ONCE again Europe has been wracked by terrorist attacks. Over the last few days three acts of bloodshed have occurred. In Berlin a lorry ploughed into a popular marketplace, killing 12 people, while in the Turkish capital, Ankara, the Russian ambassador was gunned down,as were three men in an Islamic Centre in Zurich.
In the past 13 months, Europe has become a crucible of terrorist activity. According to counterterrorism officials, if there is any solace to be gleaned in this grim scenario, it is that the European security services upped their game following the deadly Paris attacks of November last year. This may well be so, but the fact remains that Europe is only as strong as its weakest security system or database when faced with such a transnational threat.
Islamic State (IS), al-Qaeda or other organisations don’t make any distinction between countries in or out of Schengen or the EU. For precisely that reason most experts admit there is still much to be done in strengthening existing EU agencies.
The latest attack in Berlin is precisely the kind of strike IS has been urging its followers to carry out.
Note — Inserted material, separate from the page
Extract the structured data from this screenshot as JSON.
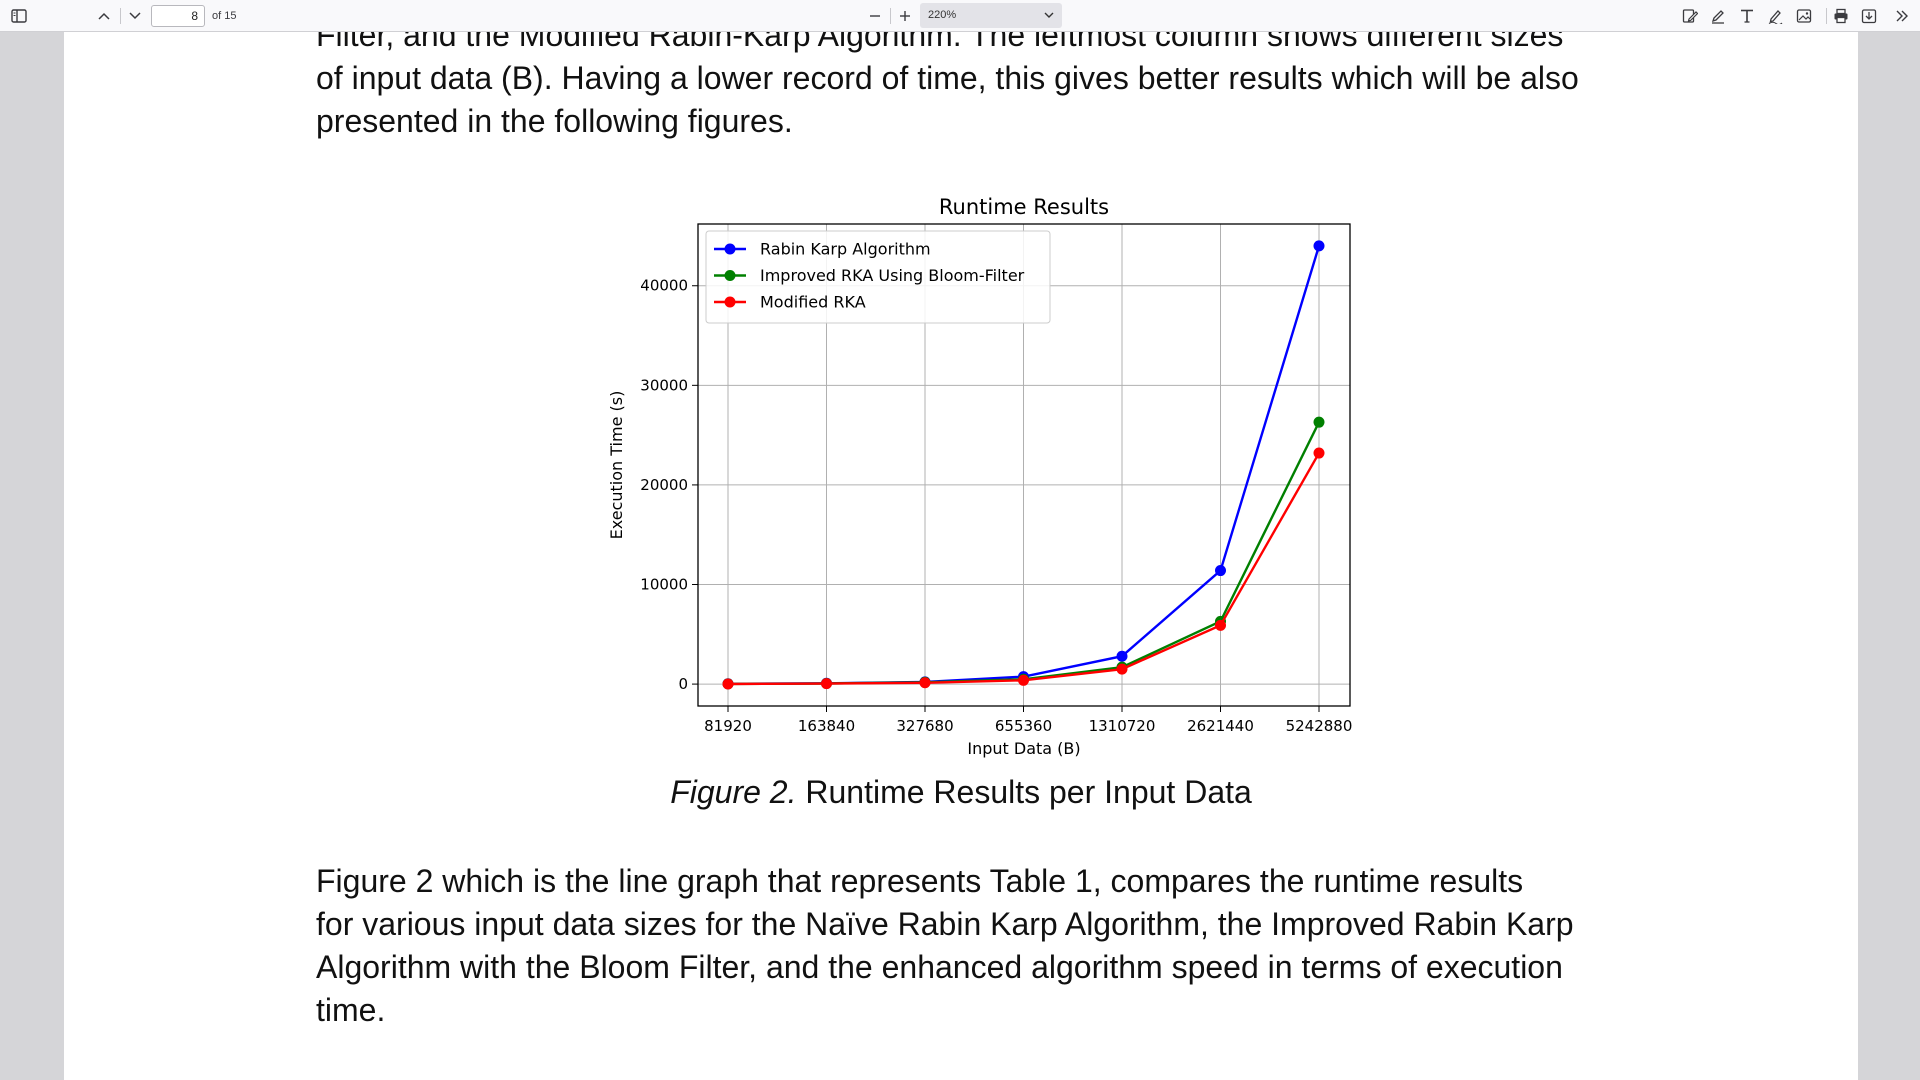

The killing of the Russian ambassador in Turkey, on the other hand, illustrates another side of the complex labyrinth of terrorism, territorial dispute, rebellion and sectarianism that is consuming the Middle East and spreading its consequences into Europe.
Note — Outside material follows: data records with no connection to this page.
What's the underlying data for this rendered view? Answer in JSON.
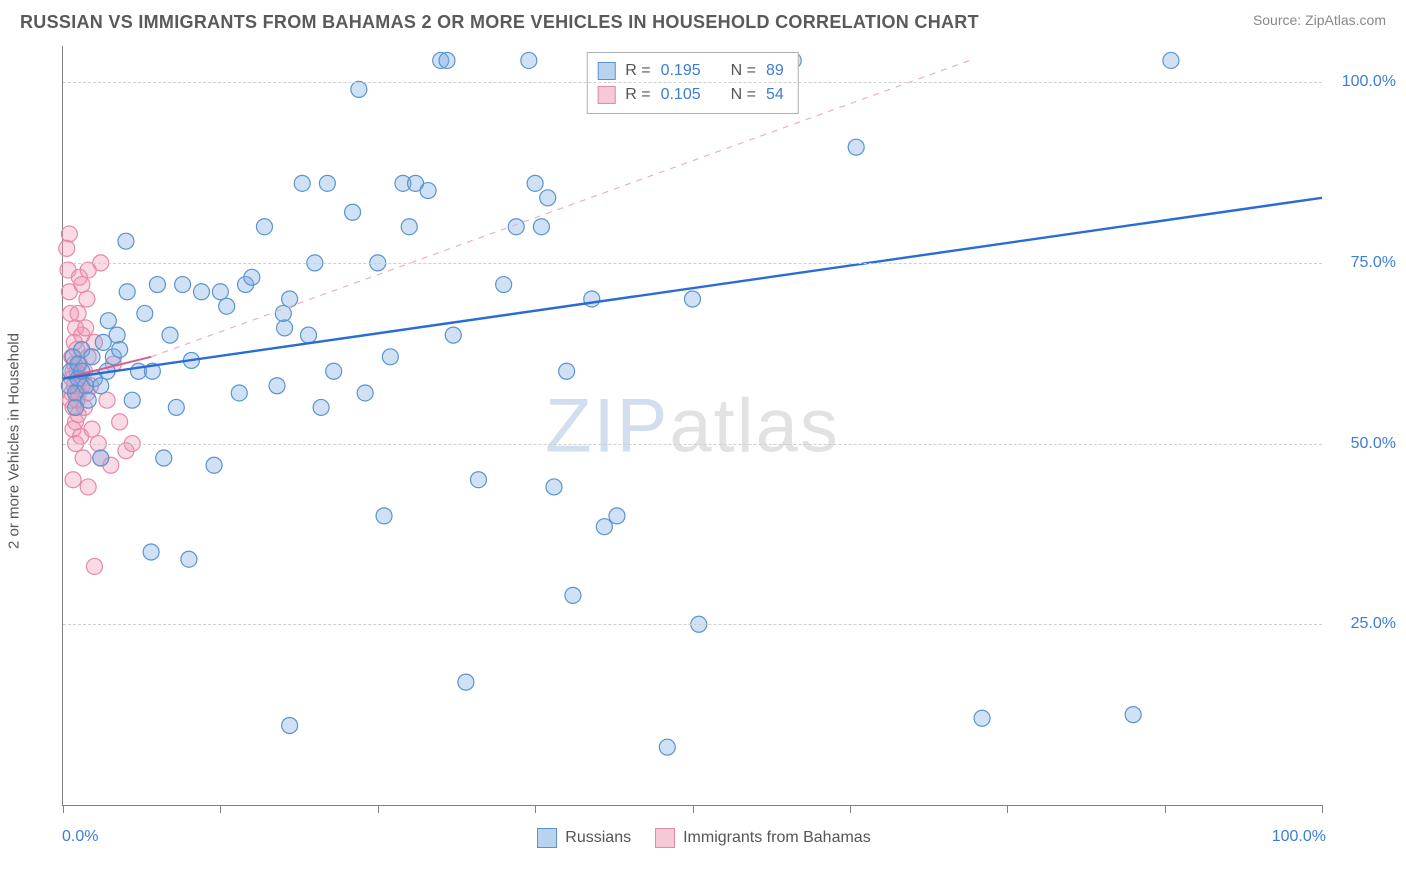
{
  "header": {
    "title": "RUSSIAN VS IMMIGRANTS FROM BAHAMAS 2 OR MORE VEHICLES IN HOUSEHOLD CORRELATION CHART",
    "source": "Source: ZipAtlas.com"
  },
  "chart": {
    "type": "scatter",
    "y_axis_label": "2 or more Vehicles in Household",
    "watermark_a": "ZIP",
    "watermark_b": "atlas",
    "xlim": [
      0,
      100
    ],
    "ylim": [
      0,
      105
    ],
    "x_ticks": [
      0,
      12.5,
      25,
      37.5,
      50,
      62.5,
      75,
      87.5,
      100
    ],
    "x_tick_labels": {
      "min": "0.0%",
      "max": "100.0%"
    },
    "y_gridlines": [
      25,
      50,
      75,
      100
    ],
    "y_tick_labels": [
      "25.0%",
      "50.0%",
      "75.0%",
      "100.0%"
    ],
    "grid_color": "#cfcfcf",
    "axis_color": "#808080",
    "background_color": "#ffffff",
    "marker_radius": 8,
    "marker_stroke_width": 1.2,
    "series": [
      {
        "name": "Russians",
        "fill": "rgba(120,170,225,0.35)",
        "stroke": "#5a94ce",
        "swatch_fill": "#b9d3ef",
        "swatch_border": "#5a94ce",
        "r_value": "0.195",
        "n_value": "89",
        "trend": {
          "x1": 0,
          "y1": 59,
          "x2": 100,
          "y2": 84,
          "stroke": "#2a6bd4",
          "width": 2.4,
          "dash": ""
        },
        "points": [
          [
            0.5,
            58
          ],
          [
            0.6,
            60
          ],
          [
            0.8,
            62
          ],
          [
            1.0,
            55
          ],
          [
            1.0,
            57
          ],
          [
            1.2,
            59
          ],
          [
            1.2,
            61
          ],
          [
            1.5,
            60
          ],
          [
            1.5,
            63
          ],
          [
            1.8,
            58
          ],
          [
            2.0,
            56
          ],
          [
            2.3,
            62
          ],
          [
            2.5,
            59
          ],
          [
            3,
            58
          ],
          [
            3.5,
            60
          ],
          [
            3.2,
            64
          ],
          [
            3.6,
            67
          ],
          [
            3.0,
            48
          ],
          [
            4.0,
            62
          ],
          [
            4.3,
            65
          ],
          [
            4.5,
            63
          ],
          [
            5.0,
            78
          ],
          [
            5.1,
            71
          ],
          [
            5.5,
            56
          ],
          [
            6.0,
            60
          ],
          [
            6.5,
            68
          ],
          [
            7,
            35
          ],
          [
            7.1,
            60
          ],
          [
            7.5,
            72
          ],
          [
            8,
            48
          ],
          [
            8.5,
            65
          ],
          [
            9,
            55
          ],
          [
            9.5,
            72
          ],
          [
            10,
            34
          ],
          [
            10.2,
            61.5
          ],
          [
            11,
            71
          ],
          [
            12,
            47
          ],
          [
            12.5,
            71
          ],
          [
            13,
            69
          ],
          [
            14,
            57
          ],
          [
            14.5,
            72
          ],
          [
            15,
            73
          ],
          [
            16,
            80
          ],
          [
            17,
            58
          ],
          [
            17.5,
            68
          ],
          [
            17.6,
            66
          ],
          [
            18,
            70
          ],
          [
            18,
            11
          ],
          [
            19,
            86
          ],
          [
            19.5,
            65
          ],
          [
            20,
            75
          ],
          [
            20.5,
            55
          ],
          [
            21,
            86
          ],
          [
            21.5,
            60
          ],
          [
            23,
            82
          ],
          [
            23.5,
            99
          ],
          [
            24,
            57
          ],
          [
            25,
            75
          ],
          [
            25.5,
            40
          ],
          [
            26,
            62
          ],
          [
            27,
            86
          ],
          [
            27.5,
            80
          ],
          [
            28,
            86
          ],
          [
            29,
            85
          ],
          [
            30,
            103
          ],
          [
            30.5,
            103
          ],
          [
            31,
            65
          ],
          [
            32,
            17
          ],
          [
            33,
            45
          ],
          [
            35,
            72
          ],
          [
            36,
            80
          ],
          [
            37,
            103
          ],
          [
            37.5,
            86
          ],
          [
            38,
            80
          ],
          [
            38.5,
            84
          ],
          [
            39,
            44
          ],
          [
            40,
            60
          ],
          [
            40.5,
            29
          ],
          [
            42,
            70
          ],
          [
            43,
            38.5
          ],
          [
            44,
            40
          ],
          [
            48,
            8
          ],
          [
            50,
            70
          ],
          [
            50.5,
            25
          ],
          [
            58,
            103
          ],
          [
            63,
            91
          ],
          [
            73,
            12
          ],
          [
            85,
            12.5
          ],
          [
            88,
            103
          ]
        ]
      },
      {
        "name": "Immigrants from Bahamas",
        "fill": "rgba(240,150,180,0.35)",
        "stroke": "#e48aa8",
        "swatch_fill": "#f6c9d7",
        "swatch_border": "#e48aa8",
        "r_value": "0.105",
        "n_value": "54",
        "trend": {
          "x1": 0,
          "y1": 59,
          "x2": 7,
          "y2": 62,
          "stroke": "#d85f87",
          "width": 2,
          "dash": ""
        },
        "trend_ext": {
          "x1": 7,
          "y1": 62,
          "x2": 72,
          "y2": 103,
          "stroke": "#edb0c4",
          "width": 1.2,
          "dash": "6,6"
        },
        "points": [
          [
            0.3,
            77
          ],
          [
            0.4,
            74
          ],
          [
            0.5,
            79
          ],
          [
            0.5,
            71
          ],
          [
            0.6,
            68
          ],
          [
            0.6,
            56
          ],
          [
            0.7,
            62
          ],
          [
            0.7,
            59
          ],
          [
            0.7,
            57
          ],
          [
            0.8,
            60
          ],
          [
            0.8,
            52
          ],
          [
            0.8,
            55
          ],
          [
            0.8,
            45
          ],
          [
            0.9,
            64
          ],
          [
            0.9,
            61
          ],
          [
            0.9,
            58
          ],
          [
            1.0,
            53
          ],
          [
            1.0,
            50
          ],
          [
            1.0,
            66
          ],
          [
            1.1,
            60
          ],
          [
            1.1,
            56
          ],
          [
            1.1,
            63
          ],
          [
            1.2,
            68
          ],
          [
            1.2,
            57
          ],
          [
            1.2,
            54
          ],
          [
            1.3,
            73
          ],
          [
            1.3,
            61
          ],
          [
            1.4,
            51
          ],
          [
            1.4,
            59
          ],
          [
            1.5,
            72
          ],
          [
            1.5,
            65
          ],
          [
            1.5,
            58
          ],
          [
            1.6,
            48
          ],
          [
            1.7,
            60
          ],
          [
            1.7,
            55
          ],
          [
            1.8,
            66
          ],
          [
            1.9,
            70
          ],
          [
            1.9,
            57
          ],
          [
            2.0,
            74
          ],
          [
            2.0,
            62
          ],
          [
            2.2,
            58
          ],
          [
            2.3,
            52
          ],
          [
            2.5,
            64
          ],
          [
            2.8,
            50
          ],
          [
            3.0,
            48
          ],
          [
            3.0,
            75
          ],
          [
            3.5,
            56
          ],
          [
            3.8,
            47
          ],
          [
            4.0,
            61
          ],
          [
            4.5,
            53
          ],
          [
            2.5,
            33
          ],
          [
            2.0,
            44
          ],
          [
            5.0,
            49
          ],
          [
            5.5,
            50
          ]
        ]
      }
    ],
    "legend_top": {
      "r_label": "R =",
      "n_label": "N ="
    },
    "legend_bottom": [
      {
        "label": "Russians",
        "fill": "#b9d3ef",
        "border": "#5a94ce"
      },
      {
        "label": "Immigrants from Bahamas",
        "fill": "#f6c9d7",
        "border": "#e48aa8"
      }
    ]
  }
}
Both incidents give some idea of the vast range and multi-layered set of challenges counterterrorism agencies face. In particular the nexus between IS and Europe grows closer. For some time now – since the start of the current military operation to retake the Iraqi city of Mosul that serves as the de facto capital for IS – there have been fears that the jihadists will shift tactics, concentrating on attacking Europe rather than holding the dwindling territory of their self-proclaimed caliphate. While there is no way of telling at this stage whether the attack in Berlin is the first sign of this, counterterrorism officials are bracing themselves for a substantial rise in the threat level emanating from Syria and Iraq.
The enormous flow of people escaping these conflicts from the Middle East to Europe only adds to their problems. While it goes without saying that most refugees are law-abiding people who are fleeing violence, extremism and terrorism, IS has clearly exploited and infiltrated their numbers. At the same time, this vast, uprooted population provides plenty of alienated and disconnected people, some of whom can be recruited by pro-terror propaganda.
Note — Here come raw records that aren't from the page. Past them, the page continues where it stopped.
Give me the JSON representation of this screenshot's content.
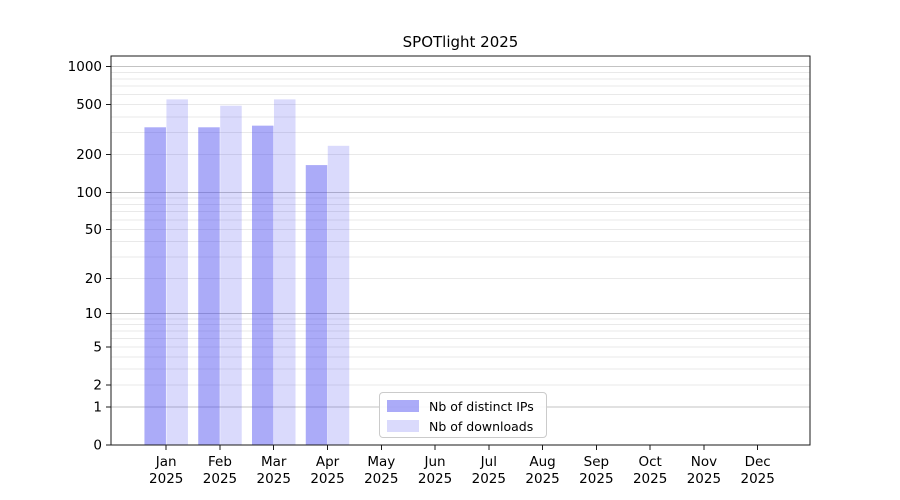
{
  "title": "SPOTlight 2025",
  "chart_data": {
    "type": "bar",
    "title": "SPOTlight 2025",
    "categories": [
      "Jan 2025",
      "Feb 2025",
      "Mar 2025",
      "Apr 2025",
      "May 2025",
      "Jun 2025",
      "Jul 2025",
      "Aug 2025",
      "Sep 2025",
      "Oct 2025",
      "Nov 2025",
      "Dec 2025"
    ],
    "series": [
      {
        "name": "Nb of distinct IPs",
        "color": "rgba(68,68,240,0.45)",
        "values": [
          330,
          330,
          340,
          165,
          null,
          null,
          null,
          null,
          null,
          null,
          null,
          null
        ]
      },
      {
        "name": "Nb of downloads",
        "color": "rgba(68,68,240,0.20)",
        "values": [
          550,
          490,
          550,
          235,
          null,
          null,
          null,
          null,
          null,
          null,
          null,
          null
        ]
      }
    ],
    "yscale": "log10(1+v)",
    "y_ticks": [
      0,
      1,
      2,
      5,
      10,
      20,
      50,
      100,
      200,
      500,
      1000
    ],
    "ylim": [
      0,
      1200
    ],
    "grid": "major+minor",
    "legend_position": "lower-center-inside",
    "colors": {
      "major_grid": "#c3c3c3",
      "minor_grid": "#e9e9e9",
      "axis": "#1a1a1a",
      "text": "#000000"
    }
  }
}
Given all of this, the European Commission should be supported in its proposals to squeeze the space in which terrorists can operate. Cutting off terrorist sources of funding and weapons supplies, while at the same time tackling online propaganda and radicalisation, are all crucial in this strategy.
Above all else though, the root source of the problem, the conflicts in the Middle East, need to be resolved. It is from these open wounds that the germ of terrorism primarily emanates. Curing these ills, of course, poses an altogether different kind of political challenge.